Maybe they were just saying this stuff so that I wouldn't put them in the same bucket as Instagram and the rest, but this is a really smart team, so I'm giving them the benefit of the doubt for now.
Also, I don't think Sequoia would have poured this much money into just another photo sharing app.
1. It's a huge opportunity. Huge market. 2. No one has nailed it yet. (No, Instagram has not yet won.)
It's perfectly reasonable to build a photo sharing app if you think you have the right formula.

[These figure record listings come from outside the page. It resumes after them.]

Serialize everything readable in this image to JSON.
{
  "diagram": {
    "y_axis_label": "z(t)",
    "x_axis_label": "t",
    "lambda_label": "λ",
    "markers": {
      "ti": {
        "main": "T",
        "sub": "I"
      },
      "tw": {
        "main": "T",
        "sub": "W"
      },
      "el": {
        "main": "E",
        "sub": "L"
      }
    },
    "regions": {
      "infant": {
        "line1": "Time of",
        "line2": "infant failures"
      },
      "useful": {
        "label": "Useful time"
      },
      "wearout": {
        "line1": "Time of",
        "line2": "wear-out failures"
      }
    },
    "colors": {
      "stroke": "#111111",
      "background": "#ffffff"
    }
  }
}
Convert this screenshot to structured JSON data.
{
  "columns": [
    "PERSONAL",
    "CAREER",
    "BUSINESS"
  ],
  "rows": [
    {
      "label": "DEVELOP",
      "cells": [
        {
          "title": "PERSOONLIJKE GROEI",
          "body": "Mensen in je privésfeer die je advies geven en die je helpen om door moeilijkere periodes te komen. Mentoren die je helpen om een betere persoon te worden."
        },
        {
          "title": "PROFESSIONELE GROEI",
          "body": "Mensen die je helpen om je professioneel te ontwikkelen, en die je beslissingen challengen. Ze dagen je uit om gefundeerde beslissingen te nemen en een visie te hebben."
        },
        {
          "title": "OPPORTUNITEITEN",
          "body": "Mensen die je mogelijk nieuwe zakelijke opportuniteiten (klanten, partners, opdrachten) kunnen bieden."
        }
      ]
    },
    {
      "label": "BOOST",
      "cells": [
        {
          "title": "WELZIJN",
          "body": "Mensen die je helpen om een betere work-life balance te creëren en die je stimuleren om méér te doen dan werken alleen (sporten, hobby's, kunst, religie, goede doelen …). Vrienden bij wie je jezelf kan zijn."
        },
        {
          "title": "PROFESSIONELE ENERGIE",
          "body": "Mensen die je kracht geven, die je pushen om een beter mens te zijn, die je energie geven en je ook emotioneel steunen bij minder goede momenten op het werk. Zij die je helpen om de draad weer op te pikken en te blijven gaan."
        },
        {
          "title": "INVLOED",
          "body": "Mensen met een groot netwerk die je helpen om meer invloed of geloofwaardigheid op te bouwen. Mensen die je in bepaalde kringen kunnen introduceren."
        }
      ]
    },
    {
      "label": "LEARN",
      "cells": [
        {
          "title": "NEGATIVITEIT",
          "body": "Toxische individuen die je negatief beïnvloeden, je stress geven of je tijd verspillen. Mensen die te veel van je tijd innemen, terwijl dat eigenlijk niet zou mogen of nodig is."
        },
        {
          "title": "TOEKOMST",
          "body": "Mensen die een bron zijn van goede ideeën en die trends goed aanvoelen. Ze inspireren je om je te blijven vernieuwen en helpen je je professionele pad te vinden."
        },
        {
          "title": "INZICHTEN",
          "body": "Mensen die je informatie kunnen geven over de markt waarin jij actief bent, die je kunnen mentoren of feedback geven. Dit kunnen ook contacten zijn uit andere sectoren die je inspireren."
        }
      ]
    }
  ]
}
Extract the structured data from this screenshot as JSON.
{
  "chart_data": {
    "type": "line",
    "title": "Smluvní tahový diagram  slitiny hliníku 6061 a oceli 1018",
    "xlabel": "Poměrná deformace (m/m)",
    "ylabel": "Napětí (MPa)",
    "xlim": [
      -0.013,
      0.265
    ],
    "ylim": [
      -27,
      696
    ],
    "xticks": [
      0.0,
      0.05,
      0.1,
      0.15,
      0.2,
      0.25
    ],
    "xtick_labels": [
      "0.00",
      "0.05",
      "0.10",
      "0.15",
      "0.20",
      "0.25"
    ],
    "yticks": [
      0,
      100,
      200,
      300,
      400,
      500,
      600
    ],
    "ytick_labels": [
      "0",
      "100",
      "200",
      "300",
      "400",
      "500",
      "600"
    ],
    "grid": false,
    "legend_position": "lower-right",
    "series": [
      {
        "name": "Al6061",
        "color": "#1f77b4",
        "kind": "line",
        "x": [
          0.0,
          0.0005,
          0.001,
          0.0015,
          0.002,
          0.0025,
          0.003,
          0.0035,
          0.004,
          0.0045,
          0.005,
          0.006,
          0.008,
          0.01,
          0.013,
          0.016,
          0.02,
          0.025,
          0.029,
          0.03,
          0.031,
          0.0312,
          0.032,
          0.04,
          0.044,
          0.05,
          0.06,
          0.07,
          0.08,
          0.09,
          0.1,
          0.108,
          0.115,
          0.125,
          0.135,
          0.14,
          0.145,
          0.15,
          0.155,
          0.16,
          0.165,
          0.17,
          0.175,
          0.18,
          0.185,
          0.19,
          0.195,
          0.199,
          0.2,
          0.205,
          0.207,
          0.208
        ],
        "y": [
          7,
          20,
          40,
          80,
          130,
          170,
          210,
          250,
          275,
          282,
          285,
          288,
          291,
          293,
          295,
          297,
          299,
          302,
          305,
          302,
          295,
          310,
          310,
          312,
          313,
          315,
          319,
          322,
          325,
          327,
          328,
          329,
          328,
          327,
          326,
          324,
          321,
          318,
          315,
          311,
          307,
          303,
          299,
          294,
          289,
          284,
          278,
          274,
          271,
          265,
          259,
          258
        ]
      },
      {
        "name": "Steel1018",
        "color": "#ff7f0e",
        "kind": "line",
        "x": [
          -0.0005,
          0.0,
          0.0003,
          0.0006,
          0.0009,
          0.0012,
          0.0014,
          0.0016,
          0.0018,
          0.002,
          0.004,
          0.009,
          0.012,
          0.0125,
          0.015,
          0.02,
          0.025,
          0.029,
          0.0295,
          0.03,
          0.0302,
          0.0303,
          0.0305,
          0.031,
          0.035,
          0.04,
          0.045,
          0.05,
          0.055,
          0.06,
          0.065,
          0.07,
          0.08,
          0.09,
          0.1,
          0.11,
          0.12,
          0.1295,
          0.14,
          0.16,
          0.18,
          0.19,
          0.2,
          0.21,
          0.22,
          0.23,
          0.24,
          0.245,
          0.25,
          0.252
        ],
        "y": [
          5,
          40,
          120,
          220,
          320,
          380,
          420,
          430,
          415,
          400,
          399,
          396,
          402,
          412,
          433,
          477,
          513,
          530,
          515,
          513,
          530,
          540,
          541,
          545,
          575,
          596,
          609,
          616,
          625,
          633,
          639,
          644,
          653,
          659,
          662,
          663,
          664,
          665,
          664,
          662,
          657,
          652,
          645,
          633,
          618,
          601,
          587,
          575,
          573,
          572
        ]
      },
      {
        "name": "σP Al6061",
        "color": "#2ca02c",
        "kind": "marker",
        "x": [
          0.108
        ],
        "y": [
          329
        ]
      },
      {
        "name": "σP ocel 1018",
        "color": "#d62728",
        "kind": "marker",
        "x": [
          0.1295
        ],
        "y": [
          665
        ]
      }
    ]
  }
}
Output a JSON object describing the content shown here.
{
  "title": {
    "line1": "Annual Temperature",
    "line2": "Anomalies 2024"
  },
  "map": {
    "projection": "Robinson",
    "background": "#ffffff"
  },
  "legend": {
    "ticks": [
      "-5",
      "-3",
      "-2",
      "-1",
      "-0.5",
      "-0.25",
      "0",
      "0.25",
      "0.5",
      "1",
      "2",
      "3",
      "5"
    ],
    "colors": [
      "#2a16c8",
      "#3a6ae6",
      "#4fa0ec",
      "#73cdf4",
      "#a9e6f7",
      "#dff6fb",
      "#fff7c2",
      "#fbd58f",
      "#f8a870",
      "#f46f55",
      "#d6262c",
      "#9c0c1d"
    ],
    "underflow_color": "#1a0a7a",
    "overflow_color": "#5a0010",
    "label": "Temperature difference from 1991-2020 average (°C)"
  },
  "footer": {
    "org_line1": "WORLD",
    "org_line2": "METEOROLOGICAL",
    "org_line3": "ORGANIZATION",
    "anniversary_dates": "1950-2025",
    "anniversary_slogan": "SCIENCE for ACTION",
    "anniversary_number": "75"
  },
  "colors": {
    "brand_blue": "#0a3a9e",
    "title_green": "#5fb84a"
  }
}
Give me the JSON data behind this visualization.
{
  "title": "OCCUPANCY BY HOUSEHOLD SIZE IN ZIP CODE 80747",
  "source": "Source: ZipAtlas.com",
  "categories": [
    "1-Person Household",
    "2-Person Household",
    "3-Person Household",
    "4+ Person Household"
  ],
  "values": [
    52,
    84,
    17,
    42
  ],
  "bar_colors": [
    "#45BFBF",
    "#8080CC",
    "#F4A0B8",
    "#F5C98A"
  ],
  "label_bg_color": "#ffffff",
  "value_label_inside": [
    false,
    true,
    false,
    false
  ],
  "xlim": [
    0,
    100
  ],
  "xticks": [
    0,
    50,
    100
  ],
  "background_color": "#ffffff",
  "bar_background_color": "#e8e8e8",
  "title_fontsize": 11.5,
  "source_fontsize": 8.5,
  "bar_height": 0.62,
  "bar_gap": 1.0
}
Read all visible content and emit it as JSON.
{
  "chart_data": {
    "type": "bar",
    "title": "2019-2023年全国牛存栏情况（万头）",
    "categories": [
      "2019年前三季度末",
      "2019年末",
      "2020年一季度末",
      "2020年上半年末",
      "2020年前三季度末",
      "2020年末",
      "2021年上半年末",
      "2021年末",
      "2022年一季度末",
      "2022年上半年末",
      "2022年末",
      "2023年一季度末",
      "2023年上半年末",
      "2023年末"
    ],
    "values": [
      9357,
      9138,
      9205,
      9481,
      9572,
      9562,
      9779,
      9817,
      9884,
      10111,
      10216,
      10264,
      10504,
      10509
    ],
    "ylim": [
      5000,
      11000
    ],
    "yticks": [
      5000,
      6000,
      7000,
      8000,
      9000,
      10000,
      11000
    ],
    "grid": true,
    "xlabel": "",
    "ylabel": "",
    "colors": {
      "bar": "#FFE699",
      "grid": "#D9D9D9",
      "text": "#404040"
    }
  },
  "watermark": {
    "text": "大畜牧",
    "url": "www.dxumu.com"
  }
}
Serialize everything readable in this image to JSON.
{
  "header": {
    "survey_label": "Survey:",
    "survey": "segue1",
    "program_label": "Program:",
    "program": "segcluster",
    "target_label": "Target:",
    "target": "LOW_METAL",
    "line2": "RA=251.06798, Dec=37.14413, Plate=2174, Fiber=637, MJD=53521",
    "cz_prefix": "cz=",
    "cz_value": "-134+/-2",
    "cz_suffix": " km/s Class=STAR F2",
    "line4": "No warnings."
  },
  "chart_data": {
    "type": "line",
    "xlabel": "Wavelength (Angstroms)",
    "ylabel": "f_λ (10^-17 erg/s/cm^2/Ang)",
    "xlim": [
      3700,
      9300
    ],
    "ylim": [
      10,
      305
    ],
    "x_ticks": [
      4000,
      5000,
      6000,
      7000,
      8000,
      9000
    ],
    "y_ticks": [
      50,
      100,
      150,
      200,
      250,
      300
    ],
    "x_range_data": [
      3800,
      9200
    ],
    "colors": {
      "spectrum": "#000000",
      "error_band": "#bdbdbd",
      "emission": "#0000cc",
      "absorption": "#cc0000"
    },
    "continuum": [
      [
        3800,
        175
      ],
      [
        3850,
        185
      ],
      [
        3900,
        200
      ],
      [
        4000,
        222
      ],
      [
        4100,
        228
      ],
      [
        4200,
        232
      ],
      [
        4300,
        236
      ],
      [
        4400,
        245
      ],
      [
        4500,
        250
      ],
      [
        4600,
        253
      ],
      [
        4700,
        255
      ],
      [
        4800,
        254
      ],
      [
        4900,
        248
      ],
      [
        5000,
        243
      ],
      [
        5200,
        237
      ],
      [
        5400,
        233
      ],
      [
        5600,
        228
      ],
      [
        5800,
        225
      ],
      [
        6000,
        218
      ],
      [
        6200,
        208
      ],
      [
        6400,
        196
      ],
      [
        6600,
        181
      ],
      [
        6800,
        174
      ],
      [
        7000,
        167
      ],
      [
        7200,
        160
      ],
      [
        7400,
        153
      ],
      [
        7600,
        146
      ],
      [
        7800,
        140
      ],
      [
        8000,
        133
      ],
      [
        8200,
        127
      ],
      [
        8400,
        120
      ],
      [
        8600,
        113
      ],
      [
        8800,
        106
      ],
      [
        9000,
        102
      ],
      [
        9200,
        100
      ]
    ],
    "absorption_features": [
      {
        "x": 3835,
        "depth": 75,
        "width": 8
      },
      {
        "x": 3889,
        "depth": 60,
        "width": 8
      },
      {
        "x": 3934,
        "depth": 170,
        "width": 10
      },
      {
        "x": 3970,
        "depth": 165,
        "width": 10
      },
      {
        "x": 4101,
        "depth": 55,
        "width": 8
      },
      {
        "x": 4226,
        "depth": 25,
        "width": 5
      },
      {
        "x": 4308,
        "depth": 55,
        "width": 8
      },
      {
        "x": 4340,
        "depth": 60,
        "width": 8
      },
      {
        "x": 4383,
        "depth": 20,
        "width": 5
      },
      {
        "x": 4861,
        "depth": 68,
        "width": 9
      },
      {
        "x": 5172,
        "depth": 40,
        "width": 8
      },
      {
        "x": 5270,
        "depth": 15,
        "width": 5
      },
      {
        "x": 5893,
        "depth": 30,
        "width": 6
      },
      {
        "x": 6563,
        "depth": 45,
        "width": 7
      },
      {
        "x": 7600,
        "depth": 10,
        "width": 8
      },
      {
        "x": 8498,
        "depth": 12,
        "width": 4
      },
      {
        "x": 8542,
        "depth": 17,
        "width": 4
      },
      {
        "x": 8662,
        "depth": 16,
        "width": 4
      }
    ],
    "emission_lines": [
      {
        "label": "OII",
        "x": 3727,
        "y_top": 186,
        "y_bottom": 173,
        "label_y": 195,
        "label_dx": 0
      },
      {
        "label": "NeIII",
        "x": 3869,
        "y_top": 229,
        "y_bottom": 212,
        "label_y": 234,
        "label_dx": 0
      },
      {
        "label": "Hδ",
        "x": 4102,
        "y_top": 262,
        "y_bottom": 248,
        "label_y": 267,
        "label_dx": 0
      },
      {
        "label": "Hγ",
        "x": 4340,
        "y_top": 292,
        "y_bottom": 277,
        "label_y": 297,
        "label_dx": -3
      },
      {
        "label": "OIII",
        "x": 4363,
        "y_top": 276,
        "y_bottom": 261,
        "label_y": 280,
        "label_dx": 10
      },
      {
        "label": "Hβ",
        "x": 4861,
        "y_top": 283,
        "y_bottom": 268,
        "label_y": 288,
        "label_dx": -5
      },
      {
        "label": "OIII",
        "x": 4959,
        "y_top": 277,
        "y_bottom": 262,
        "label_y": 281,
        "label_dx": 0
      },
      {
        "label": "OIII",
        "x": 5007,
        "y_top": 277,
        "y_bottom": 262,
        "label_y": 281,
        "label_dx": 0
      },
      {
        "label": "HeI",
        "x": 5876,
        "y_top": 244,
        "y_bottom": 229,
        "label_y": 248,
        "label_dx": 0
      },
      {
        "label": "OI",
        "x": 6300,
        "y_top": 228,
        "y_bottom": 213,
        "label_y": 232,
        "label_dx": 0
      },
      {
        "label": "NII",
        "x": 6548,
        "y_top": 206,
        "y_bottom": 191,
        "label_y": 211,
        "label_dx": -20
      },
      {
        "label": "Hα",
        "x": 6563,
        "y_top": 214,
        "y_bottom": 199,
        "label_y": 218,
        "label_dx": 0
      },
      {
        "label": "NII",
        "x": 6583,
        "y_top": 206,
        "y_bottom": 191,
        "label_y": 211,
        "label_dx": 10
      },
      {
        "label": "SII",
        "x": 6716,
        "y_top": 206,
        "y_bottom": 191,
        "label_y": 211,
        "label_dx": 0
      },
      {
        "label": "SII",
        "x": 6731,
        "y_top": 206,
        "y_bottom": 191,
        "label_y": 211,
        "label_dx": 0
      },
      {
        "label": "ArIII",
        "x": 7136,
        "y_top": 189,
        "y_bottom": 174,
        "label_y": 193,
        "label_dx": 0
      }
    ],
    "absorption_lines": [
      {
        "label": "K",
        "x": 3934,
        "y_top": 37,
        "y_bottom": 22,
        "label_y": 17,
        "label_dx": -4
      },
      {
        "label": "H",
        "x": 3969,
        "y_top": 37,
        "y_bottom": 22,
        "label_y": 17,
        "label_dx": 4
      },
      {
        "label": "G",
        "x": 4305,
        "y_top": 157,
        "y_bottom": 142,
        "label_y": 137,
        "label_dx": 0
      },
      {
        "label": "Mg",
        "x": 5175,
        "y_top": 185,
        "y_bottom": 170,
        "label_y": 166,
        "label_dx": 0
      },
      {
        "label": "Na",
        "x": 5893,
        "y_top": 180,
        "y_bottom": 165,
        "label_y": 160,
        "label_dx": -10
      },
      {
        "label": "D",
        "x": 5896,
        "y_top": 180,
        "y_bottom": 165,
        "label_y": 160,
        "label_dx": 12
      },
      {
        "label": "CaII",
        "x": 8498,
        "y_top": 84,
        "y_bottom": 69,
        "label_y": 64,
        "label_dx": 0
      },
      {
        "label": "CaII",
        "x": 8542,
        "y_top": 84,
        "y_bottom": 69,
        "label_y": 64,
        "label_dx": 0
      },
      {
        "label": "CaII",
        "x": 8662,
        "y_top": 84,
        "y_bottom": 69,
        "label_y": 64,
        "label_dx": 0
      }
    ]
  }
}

Aim Higher: Stop Building Location Based Services
Aim Higher: Stop Building Social Networks
Aim Higher: Stop Building Search Engines
Aim Higher: Stop Building Online Retailers
If its a big space with lots of potential people will try to fill it. Remember, people build the future, it doesn't just "happen." All these services and large funding rounds are just proving that photosharing is a big unsolved space (just like group buying, LBS, social networks, search engines, online retailers, computer manufacturers, operating systems...). Relax and let the market do its thing. Or jump into the market. But please don't complain about the way innovation works.
On the other hand, this is simply what the media is obsessing over. It's easy to understand convenience apps, but not new technology for which the implications on large scale are still pretty unknown.
It's all still happening: Better and smaller chips, commercial spaceflight, more efficient solar energy, interesting developments in DNA sequencing. Real high tech. Just look past the attention whores.